Bagian 7
"Sudah, hentikan. Kalian ini seperti anak kecil saja." Mas Ilyas terlihat marah.
"Nia, aku minta, tinggalkan aku dan suamiku. Kami ingin bersantai sambil bernostalgia," pintaku pada Nia. Nia pun menghentakkan kakinya lalu pergi meninggalkanku dengan Mas Ilyas.
"Sandra, kamu apa-apaan, sih? Mas perhatikan akhir-akhir ini kamu berubah. Kamu kenapa?" Pertanyaan Mas Ilyas tersebut semakin membuatku merasa kesal. Seharusnya ia merasa bersalah karena telah bermain api di belakangku.
"Justru kamu yang berubah, Mas! Sejak kehadiran Nia di rumah ini, Mas seolah tidak peduli lagi padaku. Mas selalu membela Nia."
"Mas tidak membelanya. Mas hanya kasihan padanya, itu saja!"
"Oh, jadi Mas kasihan pada wanita lain, sedangkan istrimu sendiri kamu abaikan, begitu, Mas?"
"Bukan seperti itu. Mas hanya kasihan padanya. Kamu nggak kasihan sama dia? Dia sudah diduakan oleh suaminya, dan dia membutuhkan tempat untuk bersandar, Sandra."
"Tempat untuk bersandar? Maksudnya apa, Mas? Apa jangan-jangan, tempat bersandar yang kamu maksud itu, kamu Mas?"
Mas Ilyas tampak gelagapan. Ia terjebak dalam perkataannya sendiri. Secara tidak sengaja, Mas Ilyas telah membuka rahasianya sendiri.
"Kok' ngomongnya jadi ngelantur gini, sih? Mas nggak suka dicurigai." Mas Ilyas berusaha menutupi kebohongannya. Padahal sudah jelas-jelas jika mereka memang menjalin hubungan di belakangku.

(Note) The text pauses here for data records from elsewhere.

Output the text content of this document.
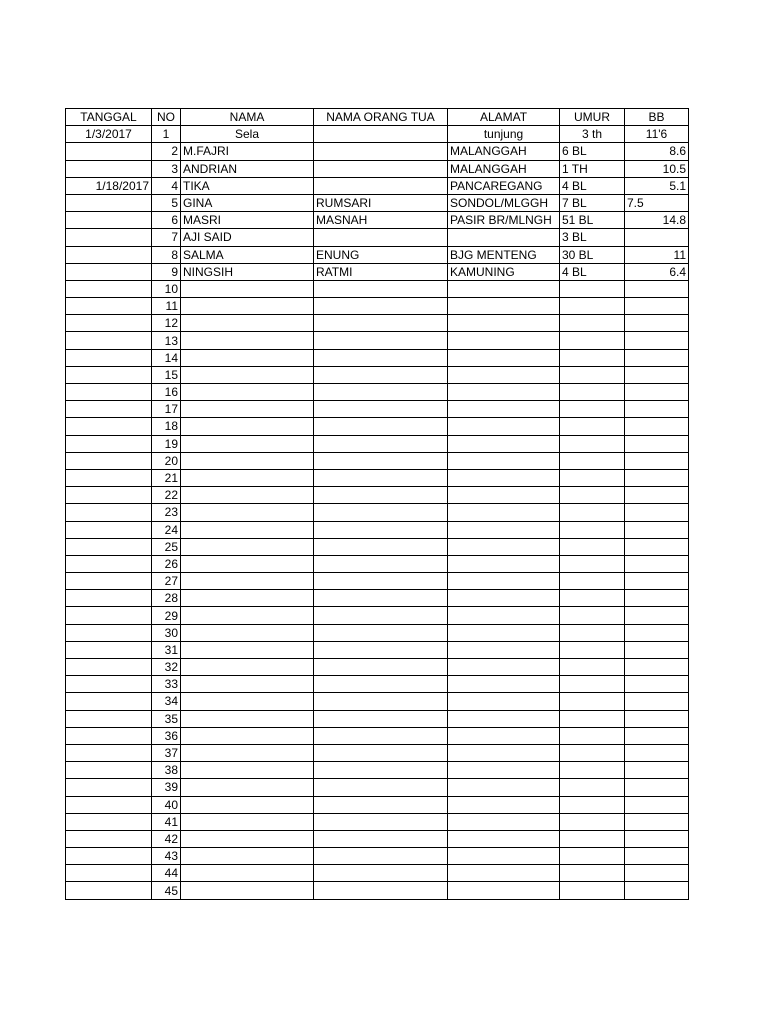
TANGGAL	NO	NAMA	NAMA ORANG TUA	ALAMAT	UMUR	BB
1/3/2017	1	Sela		tunjung	3 th	11'6
	2	M.FAJRI		MALANGGAH	6 BL	8.6
	3	ANDRIAN		MALANGGAH	1 TH	10.5
1/18/2017	4	TIKA		PANCAREGANG	4 BL	5.1
	5	GINA	RUMSARI	SONDOL/MLGGH	7 BL	7.5
	6	MASRI	MASNAH	PASIR BR/MLNGH	51 BL	14.8
	7	AJI SAID			3 BL	
	8	SALMA	ENUNG	BJG MENTENG	30 BL	11
	9	NINGSIH	RATMI	KAMUNING	4 BL	6.4
	10					
	11					
	12					
	13					
	14					
	15					
	16					
	17					
	18					
	19					
	20					
	21					
	22					
	23					
	24					
	25					
	26					
	27					
	28					
	29					
	30					
	31					
	32					
	33					
	34					
	35					
	36					
	37					
	38					
	39					
	40					
	41					
	42					
	43					
	44					
	45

Melihat sikap Mas Ilyas seperti ini, aku tidak yakin akan bisa mempertahankan pernikahan ini. Jujur, aku capek dengan semua ini. Harus bersaing dengan sahabatku sendiri, demi untuk merebut hati suamiku.
Setiap manusia memiliki batas kesabaran. Aku tidak kuat jika harus menerima kebohongan dari suami dan sahabatku sendiri setiap hati.
Ada saatnya aku menyerah, dan jika saat itu tiba, maka aku tidak akan berpikir dua kali untuk meninggalkan Mas Ilyas. Akan kubuat perhitungan dengannya dan juga gundiknya itu.
***
"Nia, kamu nggak jadi pergi dari rumah ini?" Aku sengaja menanyakan hal itu di depan Mas Ilyas saat kami sedang makan malam.
Nia pura-pura tidak mendengar, ia sengaja mengalihkan pembicaraan. "Mas mau nambah? Sini biar Nia yang nambah nasinya," ucapnya sambil mengambil centong nasi, bersiap untuk menyendok nasi ke piring Mas Ilyas.
Nia selalu bersikap seperti itu di depan Mas Ilyas. Seolah ia adalah wanita baik-baik, dan itulah salah satu sikap Nia yang paling kubenci. Satu lagi, suka mencari perhatian dari Mas Ilyas.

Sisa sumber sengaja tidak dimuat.